Waterfront Development Committee Chairwoman Kathy Blackburn echoed those sentiments.
“This cannon has been in the park for as long as I can remember. It’s part of Medina’s past and future,” said Blackburn.
“We owe it to future generations to keep history alive; to be able to take our children and their children to see this piece of history and learn its lessons. If we don’t care for the artifacts of our history, they will turn to dust and our heritage along with it.”
“The piece is worthy of preservation for many reasons,” said Chris Busch, Planning Board Chair and Waterfront Committee member. “It is a rare and significant piece of military history. It is of interest to tourists, history enthusiasts, military buffs and is a well-known local landmark.”

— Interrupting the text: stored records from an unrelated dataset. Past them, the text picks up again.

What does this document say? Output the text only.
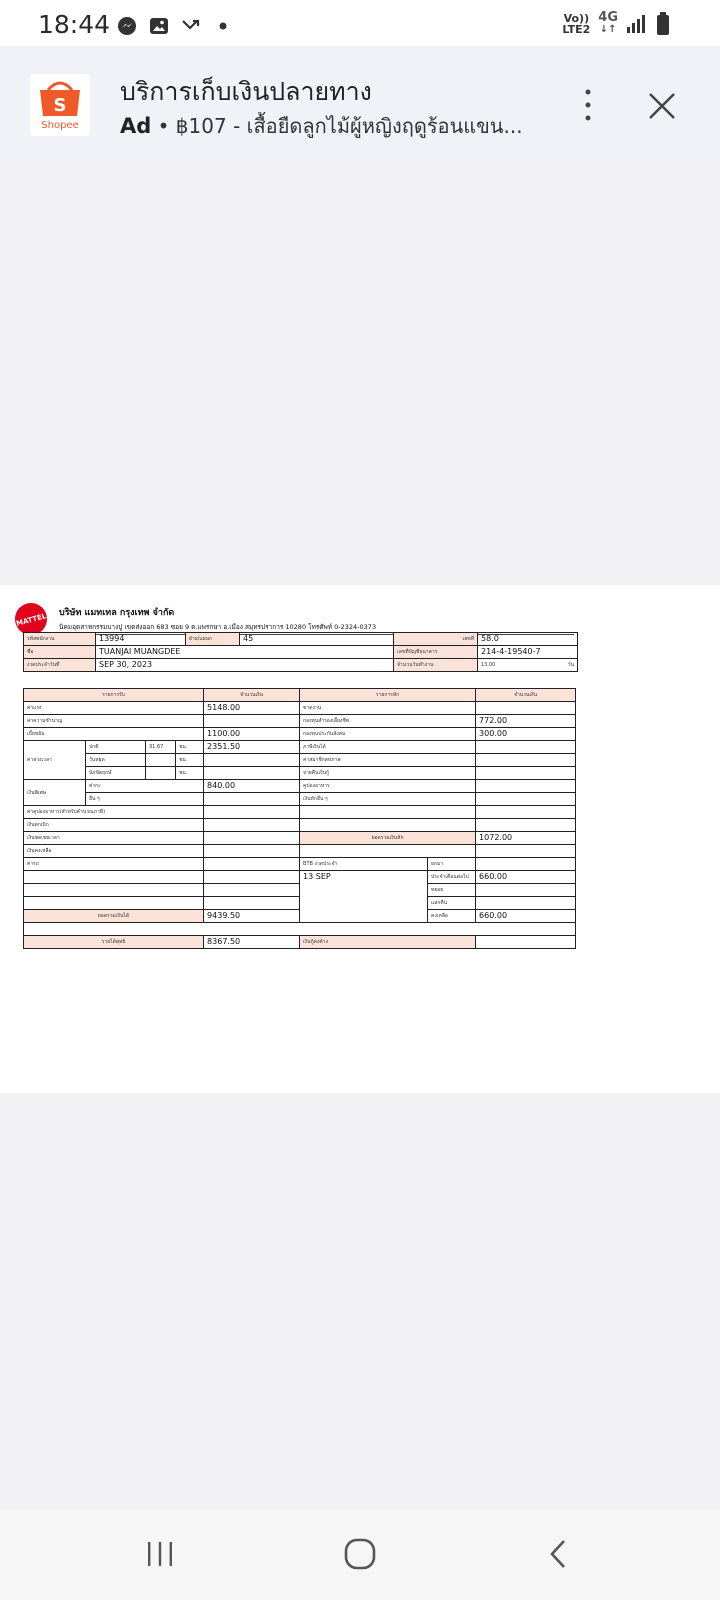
18:44	Vo))
LTE2
4G
↓↑
S
Shopee
บริการเก็บเงินปลายทาง
Ad • ฿107 - เสื้อยืดลูกไม้ผู้หญิงฤดูร้อนแขน...
MATTEL บริษัท แมทเทล กรุงเทพ จำกัด
นิคมอุตสาหกรรมบางปู เขตส่งออก 683 ซอย 9 ต.แพรกษา อ.เมือง สมุทรปราการ 10280 โทรศัพท์ 0-2324-0373
รหัสพนักงาน	13994	ฝ่าย/แผนก	45	เลขที่	58.0
ชื่อ	TUANJAI MUANGDEE			เลขที่บัญชีธนาคาร	214-4-19540-7
งวดประจำวันที่	SEP 30, 2023			จำนวนวันทำงาน	13.00 วัน
รายการรับ				จำนวนเงิน	รายการหัก		จำนวนเงิน
ค่าแรง				5148.00	ขาดงาน		
ค่าความชำนาญ					กองทุนสำรองเลี้ยงชีพ		772.00
เบี้ยขยัน				1100.00	กองทุนประกันสังคม		300.00
ค่าล่วงเวลา	ปกติ	31.67	ชม.	2351.50	ภาษีเงินได้		
	วันหยุด		ชม.		ค่าสมาชิกสหภาพ		
	นักขัตฤกษ์		ชม.		จ่ายคืนเงินกู้		
เงินพิเศษ	ค่ากะ			840.00	คูปองอาหาร		
	อื่น ๆ				เงินหักอื่น ๆ		
ค่าคูปองอาหาร(สำหรับคำนวณภาษี)							
เงินตกเบิก							
เงินชดเชยเวลา					ยอดรวมเงินหัก		1072.00
เงินคงเหลือ							
ค่ารถ					BTB งวดประจำ	ยกมา	
					13 SEP	ประจำเดือนต่อไป	660.00
						ทยอย	
						แลกคืน	
ยอดรวมเงินได้				9439.50		คงเหลือ	660.00

รายได้สุทธิ				8367.50	เงินกู้คงค้าง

According to Busch, every Memorial Day observance has been held at this site since the memorial was erected over 80 years ago. He calls it,”a hallowed part of the fabric of our community.” As part of the elaborate annual observance, the names of those who served and passed away that year are read aloud to a silent gathering of citizens.
“We neglect our history at our own peril,” said Busch “Life becomes easy. We forget the price that has been paid by generations before us on our behalf. Memorials like this one were erected to allow generations past to speak to us of the sacrifices that have secured our future.”
Blackburn said the project will not commence until enough funds have been raised to complete it . The committee has been quietly reaching out to community members to gauge support and have found enthusiasm for the project.
“We have several incredibly generous commitments for donations from community members and organizations at this point,” Blackburn said. “Now we’re appealing to the public at large. As soon as sufficient funds have been raised, the committee will begin the restoration.”
A little over one year away will mark a significant date for the memorial: the eleventh hour of the eleventh day of the eleventh month when the guns fell silent.
“The one-hundredth anniversary of the World War I is coming up on November 11, 2018,” said Blackburn. “We are hoping that we can have the restoration completely finished in time for Memorial Day 2018 and for Veteran’s Day 2018.”
The Orleans Renaissance Group, Inc. is facilitating collection of donations for the committee’s efforts. Donations can be mailed to: Orleans Renaissance Group, PO Box 543, Medina, NY 14103 with the notation “Memorial Restoration Project”.